IN June, Durham Police's chief constable, Jon Stoddart, travelled to London to beg the Government for extra money.

Mr Stoddart said his force would face serious financial difficulties in the next few years if it did not receive help from the Government.

He said Durham Police had been penalised for its past good financial management and said the force would be £8m in the red in two years.

Today, it emerges that the situation is more serious.

Mr Stoddart told The Northern Echo last night that unless the Home Office agreed to give the force more money, he would have to shed up to 300 police officers.

But how can this happen to a force that is consistently praised for its low crime rates and prudent financial management?
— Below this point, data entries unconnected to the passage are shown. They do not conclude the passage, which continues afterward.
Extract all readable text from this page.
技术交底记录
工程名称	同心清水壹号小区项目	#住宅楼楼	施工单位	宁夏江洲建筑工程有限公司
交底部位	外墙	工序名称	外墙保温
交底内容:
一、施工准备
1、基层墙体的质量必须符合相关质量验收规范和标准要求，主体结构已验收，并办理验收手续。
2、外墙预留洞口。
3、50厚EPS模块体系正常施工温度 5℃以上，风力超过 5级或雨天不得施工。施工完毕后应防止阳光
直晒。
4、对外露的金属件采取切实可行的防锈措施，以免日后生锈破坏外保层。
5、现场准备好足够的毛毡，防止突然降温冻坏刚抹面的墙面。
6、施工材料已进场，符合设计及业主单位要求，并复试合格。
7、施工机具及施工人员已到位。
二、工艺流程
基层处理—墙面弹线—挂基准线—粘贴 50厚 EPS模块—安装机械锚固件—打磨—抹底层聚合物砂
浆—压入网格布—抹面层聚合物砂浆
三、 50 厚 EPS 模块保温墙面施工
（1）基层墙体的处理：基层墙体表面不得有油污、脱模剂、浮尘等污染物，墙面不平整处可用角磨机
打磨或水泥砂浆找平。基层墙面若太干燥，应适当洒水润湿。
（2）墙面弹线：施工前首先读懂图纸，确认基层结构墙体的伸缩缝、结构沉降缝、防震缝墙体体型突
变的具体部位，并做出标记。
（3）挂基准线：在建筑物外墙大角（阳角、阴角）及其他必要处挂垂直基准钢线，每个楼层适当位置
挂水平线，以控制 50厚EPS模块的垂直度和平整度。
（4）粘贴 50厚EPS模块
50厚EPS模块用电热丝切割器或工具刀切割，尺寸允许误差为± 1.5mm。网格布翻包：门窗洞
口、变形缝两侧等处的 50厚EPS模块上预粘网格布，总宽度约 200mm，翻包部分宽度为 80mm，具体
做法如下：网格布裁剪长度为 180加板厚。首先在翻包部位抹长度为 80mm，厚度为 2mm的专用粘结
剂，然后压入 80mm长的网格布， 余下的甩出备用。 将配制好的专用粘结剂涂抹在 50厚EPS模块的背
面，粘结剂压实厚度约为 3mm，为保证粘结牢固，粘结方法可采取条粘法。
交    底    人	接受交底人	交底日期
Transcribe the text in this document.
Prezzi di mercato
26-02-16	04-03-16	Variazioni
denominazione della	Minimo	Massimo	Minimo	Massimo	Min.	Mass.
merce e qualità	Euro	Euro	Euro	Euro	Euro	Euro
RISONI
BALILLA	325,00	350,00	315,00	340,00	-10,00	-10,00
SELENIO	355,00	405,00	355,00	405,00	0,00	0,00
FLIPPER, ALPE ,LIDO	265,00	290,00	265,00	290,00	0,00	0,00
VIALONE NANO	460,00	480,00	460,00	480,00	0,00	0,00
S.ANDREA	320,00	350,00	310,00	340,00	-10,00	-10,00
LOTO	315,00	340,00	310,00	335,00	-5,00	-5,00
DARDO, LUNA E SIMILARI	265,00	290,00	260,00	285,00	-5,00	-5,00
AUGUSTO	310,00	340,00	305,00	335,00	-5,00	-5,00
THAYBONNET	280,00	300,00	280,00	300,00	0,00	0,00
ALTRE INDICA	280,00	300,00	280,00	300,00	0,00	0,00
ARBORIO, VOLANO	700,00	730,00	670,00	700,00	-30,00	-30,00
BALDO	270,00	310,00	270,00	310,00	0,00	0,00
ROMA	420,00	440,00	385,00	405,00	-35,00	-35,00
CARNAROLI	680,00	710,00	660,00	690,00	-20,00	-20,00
It was only two days ago that Durham was praised as mostly excellent or good in the Government's police performance assessment.

According to the force, the major cause of its financial crisis is an unfair funding formula.

Durham Police has an annual budget of more than £105m, but has made efficiency savings of £17m in the past few years.

In June, Mr Stoddart said that a few years ago, some police authorities had dramatically increased precepts, but Durham had not.

Since then, the rise in council tax has been capped at an increase of five per cent.

This means those authorities that had higher precepts a few years ago receive a bigger increase in real terms, while those such as Durham, which has the second-lowest council tax precept in the country, get a comparatively small increase.

In June, Mr Stoddart said: "We are falling further and further behind everyone else."

However, despite his trip to London, the Government did not give Durham extra money.

On top of that, when Government plans to merge police forces across the country collapsed, Durham Police said it was £350,000 out of pocket.

It has been preparing to merge with Northumbria and Cleveland police but, in July, the plans fell through.

Durham Police asked the Home Office for a refund but, to date, has not received any money.

The Home Office said that, on a like-for-like basis, Government grant and spending on the police will have increased by 56 per cent, or almost £4bn, between 2000-1 (£7.072m) and 2007-8 (£11.047m).

Last night, Mr Stoddart said "a sensible and considered" plan had been drawn up to meet the financial challenge.

He said any reduction in front-line officers would be kept to a minimum, and he has promised more special constables and police community support officers.

Mr Stoddart said other forces in the country were facing similar financial problems. Councillor Anne Wright, chairwoman of Dur-ham Police Authority said: "We have been making the Government aware of this for some time, alerting them to the problems on the horizons.

"The Government needs to do something about this now.

"We need £10.5m over three years, £6m next year, or these cuts will go ahead."

North Durham MP Kevan Jones said that while the merger plans were being discussed, the issue of funding was temporarily forgotten.

He said: "The Government kicked this into the long grass while it was talking about mergers, but now it needs to sort this out as soon as possible."

Mr Stoddart said: "Representatives of the police authority, the Police Federation and the trade unions are key players in this process, and will continue to be involved at every key stage."

Senior managers will meet to discuss detailed proposals at the end of next month.